Wer in seiner bisherigen Geschwätzigkeit sich selbst reinreitet, muss damit rechnen, dass ihm hieraus ein Strick gedreht werden könnte. Insofern war der Tipp, der Forderung zu widersprechen, in vielen Fällen schlicht falsch.

Ob es passiert, wissen wir nicht. Aber falsche Sicherheit trügt. Verlass war bisher auf deutsche Amtsgerichte.
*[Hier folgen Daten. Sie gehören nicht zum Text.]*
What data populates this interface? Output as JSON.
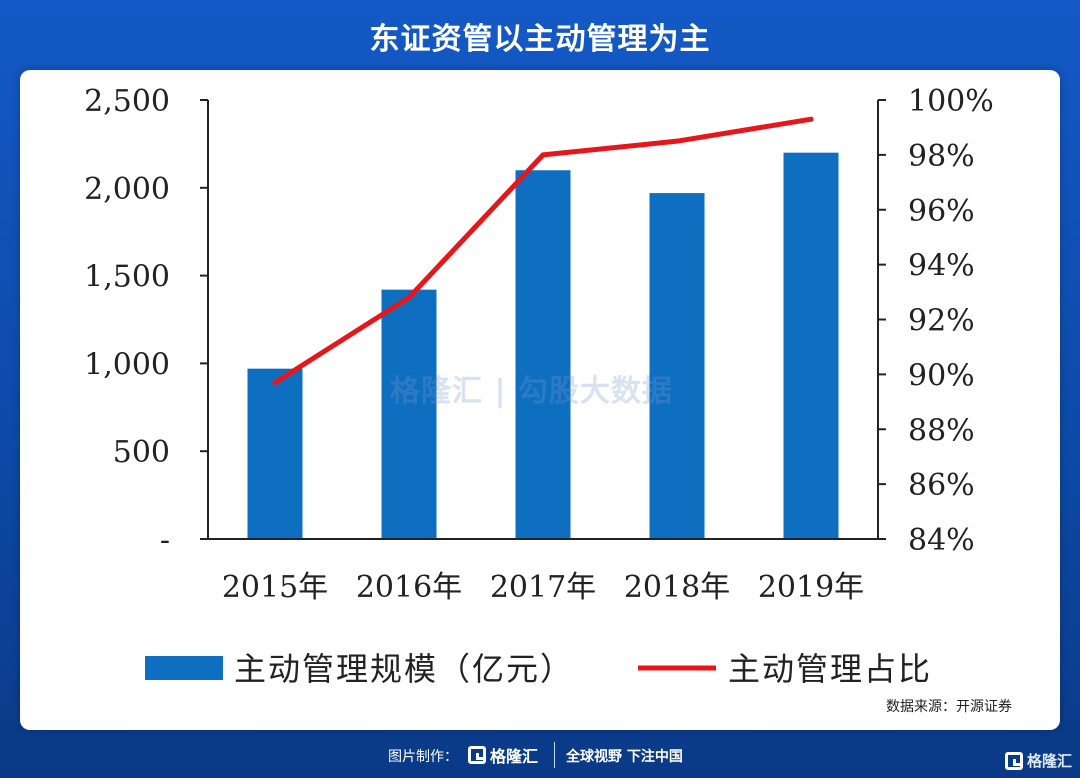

Bei richtiger Abwehr sind Kostenfallen ungefährlich.


----------



## ginella (22 September 2008)

*AW: Katja G.: Amtsgericht Wiesbaden stellt Mahnungen richtig*

Hallo!Das heißt also alles was von ihr kommt in sachen Mahnungen und Drohungen können in die Akte gelegt werden? Die Frau hat sie doch nicht mehr alle.Sorry aber die kleinen leute apzocken als wenn das nicht Vaterstaat schon genug tut.LG Alex


----------



## Captain Picard (23 September 2008)

*AW: Katja G.: Amtsgericht Wiesbaden stellt Mahnungen richtig*

test.de - Rechtsanwältin im Auftrag von Abzockern -


> Rechtsanwältin im Auftrag von Abzockern Irreführung mit Urteil
> Ausgerechnet eine Rechtsanwältin treibt die Internet-Abzocke auf die Spitze: Im Auftrag von Firmen wie der Genealogie Ltd. oder der Online Content Ltd. verschickt K. G.  massenhaft Mahnungen. Neueste Masche: Unter Berufung auf eine Urteil des Amtsgerichts Wiesbaden fordert sie unverzügliche Zahlung - zu Unrecht, hat das Gericht selbst jetzt in einer Presseerklärung klargestellt.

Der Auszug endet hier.